Die Karosserie ist aufgrund von lokalen Versteifungen plus eine Domstrebe verwindungsresistenter, als das bei der verwandten 4er- und 3er-Reihe der Fall ist. Das hilft den Fahrwerksexperten bei der Abstimmung. Die ist gelungen, da der i4 M50 auch im Sportmodus nicht zu hart gefedert ist. Trotzdem ist der i4 M50 kein BMW M4. Dennoch kann man durchaus flott durch Kurven flitzen. Nur wenn man es übertreibt, orientiert sich das 2.215 Kilogramm schwere Gefährt nach außen. Aber das kündigt das Vehikel rechtzeitig an und bleibt so gut kontrollierbar. Die Bremse packt beherzt zu, wenn man sich mal an die heftige Verzögerung gewöhnt hat, kommt auch damit gut klar.

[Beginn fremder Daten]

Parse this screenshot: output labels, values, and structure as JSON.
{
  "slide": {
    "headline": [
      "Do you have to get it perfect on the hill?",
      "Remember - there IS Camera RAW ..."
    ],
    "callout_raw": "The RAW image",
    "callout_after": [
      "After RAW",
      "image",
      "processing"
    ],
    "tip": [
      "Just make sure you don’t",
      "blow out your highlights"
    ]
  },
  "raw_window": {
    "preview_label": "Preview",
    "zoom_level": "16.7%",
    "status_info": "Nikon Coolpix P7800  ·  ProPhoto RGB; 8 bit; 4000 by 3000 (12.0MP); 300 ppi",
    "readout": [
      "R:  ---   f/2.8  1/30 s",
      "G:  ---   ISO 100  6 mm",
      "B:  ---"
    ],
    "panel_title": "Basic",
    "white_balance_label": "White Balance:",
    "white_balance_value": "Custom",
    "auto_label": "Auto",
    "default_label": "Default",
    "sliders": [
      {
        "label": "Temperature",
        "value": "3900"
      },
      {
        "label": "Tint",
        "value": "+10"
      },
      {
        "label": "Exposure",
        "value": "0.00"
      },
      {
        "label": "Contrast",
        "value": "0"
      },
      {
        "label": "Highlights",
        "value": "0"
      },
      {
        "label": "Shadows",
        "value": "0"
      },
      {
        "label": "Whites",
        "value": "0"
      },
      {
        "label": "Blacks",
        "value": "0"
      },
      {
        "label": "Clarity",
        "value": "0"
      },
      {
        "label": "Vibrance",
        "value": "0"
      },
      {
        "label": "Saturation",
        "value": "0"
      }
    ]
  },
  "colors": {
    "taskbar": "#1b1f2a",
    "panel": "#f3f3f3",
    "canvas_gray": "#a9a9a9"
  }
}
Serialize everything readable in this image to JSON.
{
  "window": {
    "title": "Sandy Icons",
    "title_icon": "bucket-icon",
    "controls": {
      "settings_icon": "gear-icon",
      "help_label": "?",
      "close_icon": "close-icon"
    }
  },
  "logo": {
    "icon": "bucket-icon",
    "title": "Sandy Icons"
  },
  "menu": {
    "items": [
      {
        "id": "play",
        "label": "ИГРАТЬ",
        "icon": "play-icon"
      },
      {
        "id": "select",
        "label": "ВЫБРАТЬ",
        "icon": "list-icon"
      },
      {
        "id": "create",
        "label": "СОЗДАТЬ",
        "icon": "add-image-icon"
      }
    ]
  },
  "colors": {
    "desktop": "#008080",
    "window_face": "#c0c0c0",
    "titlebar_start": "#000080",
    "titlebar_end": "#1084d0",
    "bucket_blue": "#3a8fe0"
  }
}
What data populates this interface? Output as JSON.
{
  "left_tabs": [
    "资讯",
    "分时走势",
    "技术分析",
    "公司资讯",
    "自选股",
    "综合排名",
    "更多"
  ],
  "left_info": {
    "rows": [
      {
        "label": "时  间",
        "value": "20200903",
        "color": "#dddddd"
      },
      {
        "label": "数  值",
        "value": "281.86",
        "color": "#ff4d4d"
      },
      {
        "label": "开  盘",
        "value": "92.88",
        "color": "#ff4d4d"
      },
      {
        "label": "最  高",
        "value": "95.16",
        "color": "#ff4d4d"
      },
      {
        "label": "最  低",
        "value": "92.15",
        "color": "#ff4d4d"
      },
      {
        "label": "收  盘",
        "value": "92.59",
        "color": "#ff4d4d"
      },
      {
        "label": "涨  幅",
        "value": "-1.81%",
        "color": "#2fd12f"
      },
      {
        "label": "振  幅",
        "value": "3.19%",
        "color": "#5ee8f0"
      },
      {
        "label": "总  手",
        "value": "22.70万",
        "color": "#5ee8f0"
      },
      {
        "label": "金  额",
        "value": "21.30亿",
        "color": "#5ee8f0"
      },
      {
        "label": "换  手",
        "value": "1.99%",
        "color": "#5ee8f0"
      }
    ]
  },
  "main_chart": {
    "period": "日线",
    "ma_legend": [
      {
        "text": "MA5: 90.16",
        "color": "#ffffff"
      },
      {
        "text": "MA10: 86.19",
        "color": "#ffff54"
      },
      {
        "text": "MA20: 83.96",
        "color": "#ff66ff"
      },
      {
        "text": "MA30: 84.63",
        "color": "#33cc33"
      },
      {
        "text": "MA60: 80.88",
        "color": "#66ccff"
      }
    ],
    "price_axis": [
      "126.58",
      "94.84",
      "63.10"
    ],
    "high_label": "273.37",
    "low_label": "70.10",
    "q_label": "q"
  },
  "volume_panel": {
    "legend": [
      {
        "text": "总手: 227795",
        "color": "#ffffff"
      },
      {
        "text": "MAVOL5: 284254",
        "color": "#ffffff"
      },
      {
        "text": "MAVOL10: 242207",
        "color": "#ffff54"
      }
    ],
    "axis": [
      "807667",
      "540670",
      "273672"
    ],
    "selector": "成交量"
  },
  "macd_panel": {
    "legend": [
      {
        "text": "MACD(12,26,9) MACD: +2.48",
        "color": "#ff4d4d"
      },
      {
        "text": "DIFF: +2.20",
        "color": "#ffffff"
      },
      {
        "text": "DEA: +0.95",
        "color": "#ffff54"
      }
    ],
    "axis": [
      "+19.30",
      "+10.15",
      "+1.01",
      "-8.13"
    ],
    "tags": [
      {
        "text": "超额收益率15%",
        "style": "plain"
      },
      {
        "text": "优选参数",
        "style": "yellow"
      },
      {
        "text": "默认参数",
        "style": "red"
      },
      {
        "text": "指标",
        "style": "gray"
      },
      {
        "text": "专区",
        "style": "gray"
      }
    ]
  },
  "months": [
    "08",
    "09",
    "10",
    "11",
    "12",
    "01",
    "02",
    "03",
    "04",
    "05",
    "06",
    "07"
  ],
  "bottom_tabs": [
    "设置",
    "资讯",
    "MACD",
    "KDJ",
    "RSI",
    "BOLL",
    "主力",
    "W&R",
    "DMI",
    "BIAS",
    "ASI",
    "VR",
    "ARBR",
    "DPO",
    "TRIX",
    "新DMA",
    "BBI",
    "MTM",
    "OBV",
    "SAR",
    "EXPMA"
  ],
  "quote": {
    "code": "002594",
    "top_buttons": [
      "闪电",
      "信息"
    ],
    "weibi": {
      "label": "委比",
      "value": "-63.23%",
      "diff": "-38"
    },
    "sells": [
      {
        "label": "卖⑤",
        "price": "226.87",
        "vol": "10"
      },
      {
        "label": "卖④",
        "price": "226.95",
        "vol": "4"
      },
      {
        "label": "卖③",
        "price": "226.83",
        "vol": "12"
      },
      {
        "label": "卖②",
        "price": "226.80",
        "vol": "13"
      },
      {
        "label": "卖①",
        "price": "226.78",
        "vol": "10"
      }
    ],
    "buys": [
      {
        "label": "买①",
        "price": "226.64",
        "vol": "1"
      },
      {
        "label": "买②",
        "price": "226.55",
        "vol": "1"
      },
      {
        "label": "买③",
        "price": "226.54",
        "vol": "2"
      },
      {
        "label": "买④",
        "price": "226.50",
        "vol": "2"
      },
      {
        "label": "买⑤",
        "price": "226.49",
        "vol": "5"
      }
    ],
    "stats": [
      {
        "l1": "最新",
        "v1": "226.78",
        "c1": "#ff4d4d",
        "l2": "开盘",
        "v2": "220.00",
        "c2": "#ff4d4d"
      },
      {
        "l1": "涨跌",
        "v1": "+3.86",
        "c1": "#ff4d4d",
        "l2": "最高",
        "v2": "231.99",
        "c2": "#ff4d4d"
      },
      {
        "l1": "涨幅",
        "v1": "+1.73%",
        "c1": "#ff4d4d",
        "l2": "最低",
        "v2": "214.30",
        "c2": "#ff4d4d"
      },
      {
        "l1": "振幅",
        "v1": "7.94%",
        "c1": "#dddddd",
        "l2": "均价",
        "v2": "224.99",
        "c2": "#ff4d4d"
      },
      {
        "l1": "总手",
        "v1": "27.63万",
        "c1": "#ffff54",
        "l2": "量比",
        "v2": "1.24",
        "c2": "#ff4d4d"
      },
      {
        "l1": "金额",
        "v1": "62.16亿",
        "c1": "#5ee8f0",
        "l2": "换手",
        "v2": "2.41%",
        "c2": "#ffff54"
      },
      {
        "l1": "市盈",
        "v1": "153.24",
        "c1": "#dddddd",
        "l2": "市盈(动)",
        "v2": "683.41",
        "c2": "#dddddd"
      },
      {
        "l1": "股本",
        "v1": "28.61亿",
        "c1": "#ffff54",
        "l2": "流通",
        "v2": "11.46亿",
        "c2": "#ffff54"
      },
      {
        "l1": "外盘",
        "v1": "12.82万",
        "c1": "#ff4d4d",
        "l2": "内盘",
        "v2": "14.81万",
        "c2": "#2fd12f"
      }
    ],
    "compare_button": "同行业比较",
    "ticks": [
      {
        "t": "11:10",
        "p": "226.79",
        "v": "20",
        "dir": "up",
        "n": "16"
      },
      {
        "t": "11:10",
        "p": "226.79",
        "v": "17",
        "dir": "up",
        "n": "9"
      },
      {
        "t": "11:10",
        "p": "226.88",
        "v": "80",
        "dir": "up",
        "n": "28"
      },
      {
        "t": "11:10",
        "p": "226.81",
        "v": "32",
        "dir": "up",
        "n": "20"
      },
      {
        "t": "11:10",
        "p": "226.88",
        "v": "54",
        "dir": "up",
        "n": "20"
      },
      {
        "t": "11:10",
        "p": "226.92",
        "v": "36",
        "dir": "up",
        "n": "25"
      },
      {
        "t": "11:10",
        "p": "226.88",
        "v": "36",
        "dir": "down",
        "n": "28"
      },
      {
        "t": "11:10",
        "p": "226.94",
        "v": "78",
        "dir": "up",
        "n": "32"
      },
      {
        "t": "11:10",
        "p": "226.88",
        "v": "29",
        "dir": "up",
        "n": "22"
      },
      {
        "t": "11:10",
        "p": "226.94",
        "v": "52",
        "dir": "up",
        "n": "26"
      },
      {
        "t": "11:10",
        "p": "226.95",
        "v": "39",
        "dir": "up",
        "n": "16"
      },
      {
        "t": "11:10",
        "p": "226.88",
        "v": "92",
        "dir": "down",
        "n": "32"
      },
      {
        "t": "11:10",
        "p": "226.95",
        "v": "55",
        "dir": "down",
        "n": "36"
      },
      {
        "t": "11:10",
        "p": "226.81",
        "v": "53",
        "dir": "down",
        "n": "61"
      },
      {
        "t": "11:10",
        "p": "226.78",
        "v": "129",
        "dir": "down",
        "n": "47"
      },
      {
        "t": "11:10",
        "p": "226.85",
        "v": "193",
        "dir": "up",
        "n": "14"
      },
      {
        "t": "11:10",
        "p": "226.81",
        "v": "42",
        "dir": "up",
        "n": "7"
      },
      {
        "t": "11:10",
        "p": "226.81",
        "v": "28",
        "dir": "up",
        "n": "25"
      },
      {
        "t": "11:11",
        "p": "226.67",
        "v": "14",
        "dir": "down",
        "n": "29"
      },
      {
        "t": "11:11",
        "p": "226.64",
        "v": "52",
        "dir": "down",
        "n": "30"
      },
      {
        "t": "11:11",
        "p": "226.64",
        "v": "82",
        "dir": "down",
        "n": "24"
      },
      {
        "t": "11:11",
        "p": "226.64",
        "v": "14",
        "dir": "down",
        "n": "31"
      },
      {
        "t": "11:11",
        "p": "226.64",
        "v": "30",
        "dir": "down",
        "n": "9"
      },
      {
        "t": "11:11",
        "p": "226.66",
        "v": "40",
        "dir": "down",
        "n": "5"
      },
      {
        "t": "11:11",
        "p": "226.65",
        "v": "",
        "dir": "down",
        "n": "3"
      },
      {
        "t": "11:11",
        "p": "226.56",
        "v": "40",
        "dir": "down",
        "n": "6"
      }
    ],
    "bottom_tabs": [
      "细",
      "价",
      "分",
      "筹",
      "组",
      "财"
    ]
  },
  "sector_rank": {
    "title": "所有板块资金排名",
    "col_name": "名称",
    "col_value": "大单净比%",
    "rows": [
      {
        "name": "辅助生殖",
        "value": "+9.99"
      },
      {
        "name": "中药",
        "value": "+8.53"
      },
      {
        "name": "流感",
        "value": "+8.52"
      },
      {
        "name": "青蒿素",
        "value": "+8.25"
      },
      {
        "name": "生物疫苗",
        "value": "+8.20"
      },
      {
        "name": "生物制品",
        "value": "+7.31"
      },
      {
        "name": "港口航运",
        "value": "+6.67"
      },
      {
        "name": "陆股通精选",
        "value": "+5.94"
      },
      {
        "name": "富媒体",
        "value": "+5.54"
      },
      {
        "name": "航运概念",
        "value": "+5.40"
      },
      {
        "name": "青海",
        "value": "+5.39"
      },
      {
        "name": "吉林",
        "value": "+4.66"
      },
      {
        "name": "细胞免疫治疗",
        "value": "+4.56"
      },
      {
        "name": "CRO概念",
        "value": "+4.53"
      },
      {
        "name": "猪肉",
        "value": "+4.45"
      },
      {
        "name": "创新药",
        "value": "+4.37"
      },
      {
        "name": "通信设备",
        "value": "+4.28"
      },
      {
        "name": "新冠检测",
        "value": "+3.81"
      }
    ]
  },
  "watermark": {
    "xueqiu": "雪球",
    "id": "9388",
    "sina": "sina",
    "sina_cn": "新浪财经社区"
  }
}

Der zehn Sekunden lange Extra-Boost macht Spaß und hilft sicher bei machen Überholvorgängen. Dazu kommt ein hecklastig ausgelegter Allradantrieb, der sich aus zwei E-Maschinen zusammensetzt: Vorne werkelt ein Elektromotor mit 190 kW (258 PS) Leistung, an der Hinterachse stehen 230 kW (313 PS) parat. So schafft der i4 M50 den Standardsprint von null auf 100 km/h in 3,9 Sekunden. Und die Beschleunigung endet erst bei 225 km/h.

Ganz praktisch
Die große Heckklappe erleichtert die Beladung des großen Kofferraums enorm. Bis zu 470 Liter passen im normalen zustand rein, mit umgeklappter Rückbank bis zu 1.290 Liter. Das sollte für den Familienurlaub reichen. Foto: BMW
Ganz praktisch
Die große Heckklappe erleichtert die Beladung des großen Kofferraums enorm. Bis zu 470 Liter passen im normalen zustand rein, mit umgeklappter Rückbank bis zu 1.290 Liter. Das sollte für den Familienurlaub reichen. Foto: BMW

Der Münchner Stromer spielt seine Stärken allerdings mehr auf der Langstrecke als im Sprint aus. Der Fahrkomfort ist ausgezeichnet. Und wann immer möglich, verabschieden sich die E-Maschinen vom Vortrieb und der i4 M50 segelt nur so dahin. So soll ein Durchschnittsverbrauch von 22,5 kWh auf 100 km realisiert werden. Dafür waren wir bei unserer Testfahrt ein ordentliches Stück entfernt: Am Ende wies der Bordcomputer einen durchschnittlichen Stromverbrauch von 26,7 kWh/100 km. Gut 300 Kilometer wären wir damit bestensfalls mit einer Akkuladung gekommen. Allerdings waren wir auch recht flott auf den Autobahnabschnitten unterwegs – da ist noch viel Luft nach unten. Der Spaß ist auf den Vordersitzen ist jedenfalls größer als im Fond, wo es für Personen mit Körpergrößen jenseits von 1,85 Metern BMW-typisch eher enger zugeht. Dafür ist der Kofferraum mit 470 bis 1.290 Litern Volumen ausreichend groß dimensioniert.

Preise ab 69.900 Euro

Eine weitere Stärke des BMW i4 M50 liegt im smarten Zusammenspiel der Sicherheitssysteme. Der adaptive Tempomat nutzt die Kameras und Sensoren und passt die Geschwindigkeit den Gegebenheiten an, was auch für die Rekuperation gilt. Ist der Automatikhebel in die B-Gasse geschoben, ist die Energierückgewinnung auf Maximum gestellt – auch ein One Pedal-Fahren ist dann möglich.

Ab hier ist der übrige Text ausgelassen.